A grandfather’s inspiration shines in new Sydney bar

The Barrie owner Christopher Garner

New Sydney bar owner Christopher Garner (pictured above) had a successful launch to The Barrie, which was named and inspired by his 92 year-old grandfather, at the weekend.

Christopher spoke with Bars and Clubs about the opening weekend, inspiration for his bar and the challenges that comes with being a first time bar owner.

He said after the Chippendale bar launched on Friday, 4 June: “It was awesome, it was super cool to see the turnout and for people to come in and see some live music and cocktails. We had a good diversity of crowd. A lot of friends, locals and local businesses came along which was really nice.”

Christopher set his long-term goal of opening his own bar at an early age, even before he started his hospitality career. He said his journey began 11 years-ago: “I was 20 years-old at the time and I was trying to work out what to do and who do I want to be. I was at university and fairly directionless and aimless but I saw all these small bars that were popping up and I said to myself ‘if someone can do it, I think I can do it’.

“So I just went full throttle from there which meant going into fine dining restaurants and cocktail bars. I went from being a bar back at Spice Temple to becoming an assistant bar manager and then going on to help other people open bars and then doing it myself, now.”

He said during his career he picked up lessons of the trade, soaking up knowledge from other bar managers and owners but he learnt the most important and humbling lesson when he started down the path to The Barrie: “The more I talked to people and the more I dealt with operators and talking with bar owners there came a point where I was getting a fair bit of positive feedback from people like Jeremy Courmadius from Fink Group and Dre Walters from Old Mate’s Place.

“I came to this realisation that there was something in me that made me say, ‘yes, I am able to do this’ and ‘these people in the industry, by nature, they’re not better than me, they’ve just been doing it longer and have more experience,’ so it felt like this was something I could do and learn, I just hadn’t learnt it yet.

“What I did learn very quickly from trying to open my own bar however, is that you don’t actually know anything, you’re not nearly as good as you think you are. You just have to bite the bullet and come to that realisation. And say ‘hey I don’t really know what I’m doing,’ so you go to the people who have helped and supported you before.”

The Barrie ingrained with family

While it is Christopher’s grandfather’s name on the door, it was his father who ultimately encouraged him to “bite the bullet” and open his own bar.

Christopher said: “I’ve been working towards opening a venue for about two years but I never seriously thought if the right thing came up I would pull the trigger.

“But one day I was looking at venues and I was trying to make budgets and forecasts and my dad that pushed me towards it. He said ‘I need to get serious about opening a bar or get serious about moving up within a hospitality group’.

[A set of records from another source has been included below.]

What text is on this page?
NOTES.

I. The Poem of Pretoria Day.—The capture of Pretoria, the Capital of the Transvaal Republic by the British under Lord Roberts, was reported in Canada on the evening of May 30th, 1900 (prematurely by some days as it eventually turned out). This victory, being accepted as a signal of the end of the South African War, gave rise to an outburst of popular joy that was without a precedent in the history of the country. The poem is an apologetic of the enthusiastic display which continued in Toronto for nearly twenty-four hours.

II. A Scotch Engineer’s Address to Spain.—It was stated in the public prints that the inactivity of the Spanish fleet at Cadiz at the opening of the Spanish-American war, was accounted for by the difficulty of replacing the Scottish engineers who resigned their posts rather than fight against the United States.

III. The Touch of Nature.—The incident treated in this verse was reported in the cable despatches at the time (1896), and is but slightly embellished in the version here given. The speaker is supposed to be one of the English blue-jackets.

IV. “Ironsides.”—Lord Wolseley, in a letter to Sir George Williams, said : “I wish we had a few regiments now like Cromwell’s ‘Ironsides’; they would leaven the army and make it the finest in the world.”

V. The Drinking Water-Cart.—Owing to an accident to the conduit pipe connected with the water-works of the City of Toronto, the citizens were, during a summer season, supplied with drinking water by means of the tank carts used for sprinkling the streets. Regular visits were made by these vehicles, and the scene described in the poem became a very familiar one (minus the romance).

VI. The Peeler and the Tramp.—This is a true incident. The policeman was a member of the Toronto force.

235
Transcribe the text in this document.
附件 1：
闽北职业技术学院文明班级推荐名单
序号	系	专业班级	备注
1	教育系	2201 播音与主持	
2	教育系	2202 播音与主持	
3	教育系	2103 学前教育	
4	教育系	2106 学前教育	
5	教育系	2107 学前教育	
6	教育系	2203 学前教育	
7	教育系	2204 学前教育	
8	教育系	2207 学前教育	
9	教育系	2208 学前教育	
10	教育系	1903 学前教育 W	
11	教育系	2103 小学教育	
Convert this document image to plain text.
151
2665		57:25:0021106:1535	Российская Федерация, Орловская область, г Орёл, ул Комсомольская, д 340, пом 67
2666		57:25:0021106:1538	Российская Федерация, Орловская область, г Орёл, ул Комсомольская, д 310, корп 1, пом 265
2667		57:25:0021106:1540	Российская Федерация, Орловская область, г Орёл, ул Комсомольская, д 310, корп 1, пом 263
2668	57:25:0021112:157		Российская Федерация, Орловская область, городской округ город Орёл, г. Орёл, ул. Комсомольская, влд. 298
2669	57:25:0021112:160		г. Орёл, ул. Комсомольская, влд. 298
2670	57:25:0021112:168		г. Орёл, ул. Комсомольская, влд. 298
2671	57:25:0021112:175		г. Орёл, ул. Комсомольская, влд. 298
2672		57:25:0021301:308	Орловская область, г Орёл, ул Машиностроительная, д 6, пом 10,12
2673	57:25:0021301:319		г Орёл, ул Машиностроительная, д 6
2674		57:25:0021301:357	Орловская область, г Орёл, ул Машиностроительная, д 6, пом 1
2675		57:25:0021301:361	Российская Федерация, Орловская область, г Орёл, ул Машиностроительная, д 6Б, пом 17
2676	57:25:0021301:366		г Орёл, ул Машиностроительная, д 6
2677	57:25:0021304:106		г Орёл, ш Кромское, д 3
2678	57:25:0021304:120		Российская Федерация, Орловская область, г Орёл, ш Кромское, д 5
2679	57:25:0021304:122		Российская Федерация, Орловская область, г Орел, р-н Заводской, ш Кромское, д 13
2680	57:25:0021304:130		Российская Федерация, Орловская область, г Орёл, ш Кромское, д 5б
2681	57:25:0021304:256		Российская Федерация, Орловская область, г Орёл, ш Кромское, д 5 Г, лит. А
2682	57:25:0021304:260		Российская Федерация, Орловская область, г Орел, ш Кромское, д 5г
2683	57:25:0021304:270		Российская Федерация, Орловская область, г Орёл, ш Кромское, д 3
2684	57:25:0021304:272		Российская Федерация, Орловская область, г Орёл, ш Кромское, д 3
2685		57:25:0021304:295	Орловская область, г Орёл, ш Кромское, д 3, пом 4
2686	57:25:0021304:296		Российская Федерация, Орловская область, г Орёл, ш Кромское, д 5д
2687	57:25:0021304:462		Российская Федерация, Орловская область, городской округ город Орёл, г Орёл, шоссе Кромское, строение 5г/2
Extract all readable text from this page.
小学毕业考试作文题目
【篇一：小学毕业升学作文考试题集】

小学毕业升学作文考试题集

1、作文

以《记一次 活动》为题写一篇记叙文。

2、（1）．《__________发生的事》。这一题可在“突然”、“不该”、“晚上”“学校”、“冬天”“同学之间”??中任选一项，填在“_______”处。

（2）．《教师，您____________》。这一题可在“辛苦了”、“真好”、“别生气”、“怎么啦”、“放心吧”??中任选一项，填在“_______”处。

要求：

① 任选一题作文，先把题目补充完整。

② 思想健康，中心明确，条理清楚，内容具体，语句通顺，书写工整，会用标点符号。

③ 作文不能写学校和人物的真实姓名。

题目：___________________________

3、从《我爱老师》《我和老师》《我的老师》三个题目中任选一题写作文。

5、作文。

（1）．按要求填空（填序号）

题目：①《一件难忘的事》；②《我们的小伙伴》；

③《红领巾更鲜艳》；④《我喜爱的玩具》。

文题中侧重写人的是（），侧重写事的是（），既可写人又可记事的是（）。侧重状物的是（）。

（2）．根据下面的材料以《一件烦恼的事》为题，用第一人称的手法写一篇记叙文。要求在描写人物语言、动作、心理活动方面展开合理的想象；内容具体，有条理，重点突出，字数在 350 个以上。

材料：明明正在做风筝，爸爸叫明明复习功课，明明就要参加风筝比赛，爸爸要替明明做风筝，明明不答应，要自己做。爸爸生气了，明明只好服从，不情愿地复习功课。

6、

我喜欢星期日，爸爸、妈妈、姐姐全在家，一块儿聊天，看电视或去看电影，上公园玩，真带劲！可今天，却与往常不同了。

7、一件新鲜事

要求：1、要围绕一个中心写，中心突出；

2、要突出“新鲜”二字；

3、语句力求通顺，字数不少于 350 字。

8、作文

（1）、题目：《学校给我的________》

“And at the time I just couldn’t imagine myself not trying to do it and if I didn’t do it, I was gonna be so upset with myself so I just said ‘alright let’s bite the bullet’ and despite being scared and nervous, I just rolled the ball forward and went with it.”

He added that his grandfather Barrie also played a big role in the naming of the cocktails too: “He (Barrie) was always a huge role model for me growing up and even to this day, he’s still alive at 92 and he’s still just as funny and as charismatic as ever.

“So, when we were doing the cocktail menu, my bar manager Chris Turvey handled the beverage but on the naming side of things, each drink has a story attached to it and they’re all stories from his childhood.”

Only room for improvement

While Christopher said the feedback from opening weekend was positive, he was in fact, hoping for some more constructive criticism.

He said his drive to succeed focuses on constant self and business improvement: “Everyone has been super impressed with the place and everyone was super congratulatory but from my side of things I only want to be better. And it’s super weird opening a venue knowing this won’t be your best product, even on day one.

“People have been giving great feedback but all I want to do is keep improving and grow the guest experience. I want to create a cool, fun venue and a place where people want to come in and actually be thrilled to work here.”

With opening weekend behind him, Christopher offered a piece of advice for the Bars and Clubs readership, saying: “To new or inspiring bar owners, get organised as early as possible. And that’s down to the finest detail which is everything from knowing what light bulbs and napkins you are going to use to even what fridges and everything in between.

“Also rely on help. Swallow your pride, there’s no shame in being wrong. In fact, be wrong more often and then ask for help more often.”